In line with this idea, less effective inhibitory control is associated with increased food intake and overeating (Guerrieri et al, 2007, Guerrieri et al, 2007), increased bodyweight and obesity (Guerrieri et al, 2008, Nederkoorn et al, 2006, Nederkoorn et al, 2006, Verbeken et al, 2009), and less weight loss during treatment (Nederkoorn, Jansen, Mulkens, & Jansen, 2007). Moreover, recent research suggests that overweight and obesity are not so much related to inhibitory control in general, but rather to food-specific inhibitory control deficits (Houben et al, 2014, Nederkoorn et al, 2012). Thus, the available evidence supports a crucial role for inhibitory control, in particular when confronted with tasty foods, in the prevention and treatment of excessive bodyweight and obesity.

These findings subsequently prompted many studies that examined the possibility of training inhibitory control to reduce food intake and overweight (Houben, 2011, Houben, Jansen, 2011, Koningsbruggen et al, 2013, Veling et al, 2011, Veling et al, 2013, Veling et al, 2014). Overall, these studies show that training the inhibition of responses to food reduces choices for those foods that were consistently paired with stopping or inhibiting a response (Koningsbruggen et al, 2013, Veling et al, 2013), decreases consumption of those foods (Houben, 2011, Houben, Jansen, 2011, Veling et al, 2011) and facilitates weight loss (Veling et al., 2014). Similar results were demonstrated also in other domains like excessive alcohol consumption (Bowley et al, 2013, Houben et al, 2012, Houben et al, 2011, Jones, Field, 2013).

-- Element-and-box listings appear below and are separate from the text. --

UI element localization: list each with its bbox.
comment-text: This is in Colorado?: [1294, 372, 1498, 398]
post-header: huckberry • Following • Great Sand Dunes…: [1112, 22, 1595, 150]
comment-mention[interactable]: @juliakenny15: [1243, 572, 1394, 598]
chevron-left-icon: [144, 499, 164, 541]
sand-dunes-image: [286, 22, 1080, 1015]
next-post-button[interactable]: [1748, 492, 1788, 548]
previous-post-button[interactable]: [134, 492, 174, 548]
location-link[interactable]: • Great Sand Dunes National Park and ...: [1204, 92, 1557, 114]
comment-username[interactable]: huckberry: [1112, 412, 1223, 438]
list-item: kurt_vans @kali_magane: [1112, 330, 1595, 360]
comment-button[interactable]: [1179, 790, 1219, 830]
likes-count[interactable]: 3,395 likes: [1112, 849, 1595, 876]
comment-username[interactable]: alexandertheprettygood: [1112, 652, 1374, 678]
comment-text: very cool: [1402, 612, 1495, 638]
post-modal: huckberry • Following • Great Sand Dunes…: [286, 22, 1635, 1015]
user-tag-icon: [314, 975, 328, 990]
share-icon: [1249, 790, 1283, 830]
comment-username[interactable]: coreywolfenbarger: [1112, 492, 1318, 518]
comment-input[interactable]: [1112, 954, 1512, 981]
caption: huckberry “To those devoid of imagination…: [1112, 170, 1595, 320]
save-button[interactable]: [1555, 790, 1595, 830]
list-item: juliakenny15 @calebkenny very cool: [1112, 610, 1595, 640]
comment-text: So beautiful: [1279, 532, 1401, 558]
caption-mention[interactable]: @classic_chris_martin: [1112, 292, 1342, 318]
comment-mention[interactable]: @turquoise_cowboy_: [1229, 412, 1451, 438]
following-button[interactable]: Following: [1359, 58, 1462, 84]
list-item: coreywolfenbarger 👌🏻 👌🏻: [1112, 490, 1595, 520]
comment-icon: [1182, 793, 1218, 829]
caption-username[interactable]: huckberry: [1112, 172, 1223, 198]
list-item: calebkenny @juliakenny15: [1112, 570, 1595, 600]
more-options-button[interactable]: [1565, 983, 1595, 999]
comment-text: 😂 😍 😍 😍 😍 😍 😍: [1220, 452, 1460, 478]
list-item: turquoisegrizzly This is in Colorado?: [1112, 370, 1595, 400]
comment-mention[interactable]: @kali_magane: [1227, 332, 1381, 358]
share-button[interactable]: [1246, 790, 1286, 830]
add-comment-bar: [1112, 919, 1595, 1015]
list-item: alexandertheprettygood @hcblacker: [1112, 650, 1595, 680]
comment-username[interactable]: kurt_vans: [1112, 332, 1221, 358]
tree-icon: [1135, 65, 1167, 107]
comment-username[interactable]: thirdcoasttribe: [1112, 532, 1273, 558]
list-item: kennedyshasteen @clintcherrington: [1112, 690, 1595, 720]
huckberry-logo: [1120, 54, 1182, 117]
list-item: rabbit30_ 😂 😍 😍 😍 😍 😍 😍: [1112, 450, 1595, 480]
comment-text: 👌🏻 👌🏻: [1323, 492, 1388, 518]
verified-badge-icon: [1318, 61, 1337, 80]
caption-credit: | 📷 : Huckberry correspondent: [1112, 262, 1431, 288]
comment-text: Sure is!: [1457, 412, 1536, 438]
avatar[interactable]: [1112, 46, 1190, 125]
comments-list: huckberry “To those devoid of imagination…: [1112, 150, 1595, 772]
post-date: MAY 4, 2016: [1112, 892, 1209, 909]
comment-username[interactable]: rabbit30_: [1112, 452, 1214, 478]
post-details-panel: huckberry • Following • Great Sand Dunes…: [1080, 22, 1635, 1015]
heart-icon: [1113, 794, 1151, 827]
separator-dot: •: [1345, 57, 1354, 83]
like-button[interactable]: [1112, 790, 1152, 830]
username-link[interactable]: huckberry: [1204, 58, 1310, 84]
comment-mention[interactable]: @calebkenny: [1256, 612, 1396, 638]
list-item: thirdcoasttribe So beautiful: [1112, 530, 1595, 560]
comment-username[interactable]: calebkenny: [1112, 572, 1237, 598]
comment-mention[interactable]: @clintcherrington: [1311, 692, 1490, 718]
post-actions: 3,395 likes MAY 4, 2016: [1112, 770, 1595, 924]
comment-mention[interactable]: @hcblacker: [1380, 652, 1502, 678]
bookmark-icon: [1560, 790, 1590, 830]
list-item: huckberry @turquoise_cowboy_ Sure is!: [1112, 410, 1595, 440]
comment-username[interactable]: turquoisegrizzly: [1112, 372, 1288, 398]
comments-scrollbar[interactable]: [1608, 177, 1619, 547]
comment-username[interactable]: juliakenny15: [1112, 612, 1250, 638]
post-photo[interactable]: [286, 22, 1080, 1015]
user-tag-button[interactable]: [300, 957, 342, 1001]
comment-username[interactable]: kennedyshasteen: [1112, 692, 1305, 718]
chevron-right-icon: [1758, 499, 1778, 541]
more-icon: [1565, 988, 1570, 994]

Though promising as a means of promoting behavioral change, the mechanisms underlying the effects of this kind of inhibition training still remain unclear. Current literature on training inhibitory control suggests that improvements may follow either from the strengthening of top-down, controlled inhibition or from the development of automatic forms of inhibition (Verbruggen & Logan, 2008). Recent evidence suggests it is unlikely that this kind of inhibition training operates by strengthening general, top-down inhibitory control abilities. First, general inhibition training has shown rather disappointing results in both the food domain (Guerrieri, Nederkoorn, & Jansen, 2012) and the alcohol domain (Jones & Field, 2013), suggesting that stimulus-specific training may be more effective in changing health behavior. Second, stimulus-specific training failed to produce significant improvements on general response inhibition, while results did show behavioral change (i.e., less undesired specific behavior) following training (Houben et al., 2012). Hence, the available evidence does not support the idea that food-specific inhibition training strengthens top-down inhibitory control. However, it has not yet been examined whether this kind of inhibition training may facilitate bottom-up, automatic inhibitory control.

Importantly, it has been suggested that, in conditions where certain stimuli are consistently and repeatedly paired with stop cues, people may gradually learn to associate these stimuli with stopping (Verbruggen & Logan, 2008). Once such associations are established, the stimuli may directly elicit inhibition, thereby bypassing slow, top-down inhibitory control, and facilitating the stopping process. Whether such automatic inhibitory processes are indeed induced by food-specific inhibition training has not yet been investigated. The aim of the current study therefore was to examine whether consistently pairing food-related stimuli with stop cues indeed induces automatic associations between those stimuli and stopping. To examine this hypothesis, participants performed a Go/No-Go training task during which pictures of chocolate were consistently paired with stop cues or always paired with go cues. Following the Go/No-Go task, we assessed automatic associations between chocolate and stopping versus going, desire to eat and chocolate consumption during a bogus taste test. It was hypothesized that the consistent pairing of chocolate with inhibition cues would induce automatic associations between chocolate and stopping. Further, in replication of our previous research (Houben & Jansen, 2011), we expected that participants who consistently inhibited their responses to chocolate would report less desire to eat and would show reduced food intake relative to participants who were allowed to respond to chocolate.